「小児科医」ってどんな医者?

“先生んちでは、おとなも診てくれるんかい?(上州弁で)”への逆説的な回答―


現在行われている新研修医制度とは異なる、1990年ころの私自身の研修制度では、医学部を卒業してすぐに小児科医局(現在は“医会”と表現)に入局しました。その後、いくつかの関連病院の小児科勤務を経て、大学病院小児科に戻ってきました。たとえるなら、「“群馬大学”株式会社に入社し、“小児科”営業部に配属され、あちこちの営業所や支社を転勤して回り、本社勤務になった。“小児科”営業畑で一貫して勤め上げてきたので、“小児科”営業に関してが専門。」ということになります。内科(成人科)の先生方が「おとなの診療」をすることに自信をお持ちなのと同様に、わたしは自信と自負をもって「こどもの診療」に当たっています。ですから、当院を受診していただいたこどもと家族の方には、私が“こどもを診るプロ”であることを感じていただける診療をしたいと思っています。医師免許を持っていれば、どのような診療科名を掲げることもできることになっています。上に書いたような経歴の私が、眼科や耳鼻科を標榜することも違法ではありません。ですから、看板に“小児科”と掲げることと、“小児科医”は同じ意味ではないと思っています。

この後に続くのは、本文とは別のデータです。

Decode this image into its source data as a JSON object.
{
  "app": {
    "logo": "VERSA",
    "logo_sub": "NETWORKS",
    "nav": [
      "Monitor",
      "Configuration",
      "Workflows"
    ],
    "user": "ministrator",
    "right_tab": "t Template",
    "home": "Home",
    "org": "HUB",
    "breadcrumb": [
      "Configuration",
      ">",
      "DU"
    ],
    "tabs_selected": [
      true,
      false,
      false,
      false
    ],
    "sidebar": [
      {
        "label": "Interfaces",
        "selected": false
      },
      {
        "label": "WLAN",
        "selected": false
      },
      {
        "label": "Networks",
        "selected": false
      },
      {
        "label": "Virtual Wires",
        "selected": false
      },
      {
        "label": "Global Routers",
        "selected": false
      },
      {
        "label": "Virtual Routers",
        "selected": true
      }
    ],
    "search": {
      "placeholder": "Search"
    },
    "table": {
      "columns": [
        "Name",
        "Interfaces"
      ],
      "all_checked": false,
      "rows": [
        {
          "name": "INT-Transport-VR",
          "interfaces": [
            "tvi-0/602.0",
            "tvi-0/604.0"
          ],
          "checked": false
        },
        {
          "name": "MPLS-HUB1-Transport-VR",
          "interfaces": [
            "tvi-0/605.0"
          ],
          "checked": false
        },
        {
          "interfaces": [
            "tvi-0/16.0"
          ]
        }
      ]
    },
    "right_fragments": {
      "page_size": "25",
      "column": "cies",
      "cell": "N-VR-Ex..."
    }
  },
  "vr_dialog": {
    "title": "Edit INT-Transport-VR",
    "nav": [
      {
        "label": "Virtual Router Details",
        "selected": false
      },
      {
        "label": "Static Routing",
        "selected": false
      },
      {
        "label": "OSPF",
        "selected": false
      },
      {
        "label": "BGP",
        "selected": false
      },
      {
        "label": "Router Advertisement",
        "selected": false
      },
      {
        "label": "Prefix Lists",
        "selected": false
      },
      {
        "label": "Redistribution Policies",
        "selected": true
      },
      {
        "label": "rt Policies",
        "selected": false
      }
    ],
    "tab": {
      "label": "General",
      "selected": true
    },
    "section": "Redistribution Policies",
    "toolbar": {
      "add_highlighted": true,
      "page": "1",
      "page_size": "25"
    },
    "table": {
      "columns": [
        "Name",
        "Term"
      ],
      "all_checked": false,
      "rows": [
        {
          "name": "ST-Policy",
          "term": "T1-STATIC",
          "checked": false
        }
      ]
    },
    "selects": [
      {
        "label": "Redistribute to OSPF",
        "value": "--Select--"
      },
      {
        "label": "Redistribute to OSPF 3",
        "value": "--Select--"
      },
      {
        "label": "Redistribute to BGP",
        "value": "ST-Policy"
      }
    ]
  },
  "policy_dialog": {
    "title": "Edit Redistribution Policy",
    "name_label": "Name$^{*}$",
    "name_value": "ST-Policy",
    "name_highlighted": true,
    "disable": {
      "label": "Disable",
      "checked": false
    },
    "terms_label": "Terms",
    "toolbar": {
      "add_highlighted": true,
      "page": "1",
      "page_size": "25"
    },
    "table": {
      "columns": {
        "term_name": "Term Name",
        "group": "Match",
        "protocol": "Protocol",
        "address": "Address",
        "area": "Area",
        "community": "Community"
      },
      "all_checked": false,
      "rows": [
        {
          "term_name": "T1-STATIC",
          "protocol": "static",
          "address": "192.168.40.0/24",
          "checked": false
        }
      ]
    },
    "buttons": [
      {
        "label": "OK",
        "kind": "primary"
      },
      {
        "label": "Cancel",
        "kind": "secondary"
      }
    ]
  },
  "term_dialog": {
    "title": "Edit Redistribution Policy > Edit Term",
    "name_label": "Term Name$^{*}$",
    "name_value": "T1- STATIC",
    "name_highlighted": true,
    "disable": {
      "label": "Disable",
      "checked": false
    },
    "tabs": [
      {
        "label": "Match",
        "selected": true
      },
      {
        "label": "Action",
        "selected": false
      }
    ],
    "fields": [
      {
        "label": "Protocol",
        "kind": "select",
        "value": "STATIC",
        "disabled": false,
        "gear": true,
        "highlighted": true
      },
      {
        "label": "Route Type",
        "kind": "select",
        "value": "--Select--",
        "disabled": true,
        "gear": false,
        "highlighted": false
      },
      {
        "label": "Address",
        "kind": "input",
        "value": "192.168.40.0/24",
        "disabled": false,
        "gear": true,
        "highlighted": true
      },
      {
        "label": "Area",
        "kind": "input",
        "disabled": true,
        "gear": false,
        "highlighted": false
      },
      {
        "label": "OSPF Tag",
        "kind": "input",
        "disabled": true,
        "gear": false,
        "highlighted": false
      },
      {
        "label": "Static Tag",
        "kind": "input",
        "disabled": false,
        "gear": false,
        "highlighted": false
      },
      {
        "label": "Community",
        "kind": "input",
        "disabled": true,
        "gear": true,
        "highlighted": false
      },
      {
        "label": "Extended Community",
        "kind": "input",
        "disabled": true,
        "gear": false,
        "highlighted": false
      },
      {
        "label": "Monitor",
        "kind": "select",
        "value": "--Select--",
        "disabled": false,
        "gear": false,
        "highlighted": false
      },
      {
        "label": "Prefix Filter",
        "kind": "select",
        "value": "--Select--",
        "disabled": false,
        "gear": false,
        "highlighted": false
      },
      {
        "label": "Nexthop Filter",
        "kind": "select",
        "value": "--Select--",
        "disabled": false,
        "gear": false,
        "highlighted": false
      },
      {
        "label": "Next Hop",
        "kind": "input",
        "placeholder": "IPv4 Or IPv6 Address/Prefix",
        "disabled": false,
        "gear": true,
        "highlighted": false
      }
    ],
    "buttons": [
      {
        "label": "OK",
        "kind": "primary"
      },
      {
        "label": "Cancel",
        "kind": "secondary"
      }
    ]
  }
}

毎年、稲作をしていたお百姓さんが転作して、ハウスでトマトを作り始めたらどうでしょう。まったく作れないわけではありませんが、トマトのお味はいかがなものでしょうか。

小児科専門医

小児科専門医は日本小児科学会が認定する専門医資格です。
日本小児科学会が認定した研修施設で、決められた研修期間をかけて知識や技量を習得した後、臨床経験を証明する症例報告を行い、筆記・・面接試験を経て専門医となります。5年ごとの資格の更新には、研修集会への参加や論文・口演での発表などによる単位取得が義務づけられています。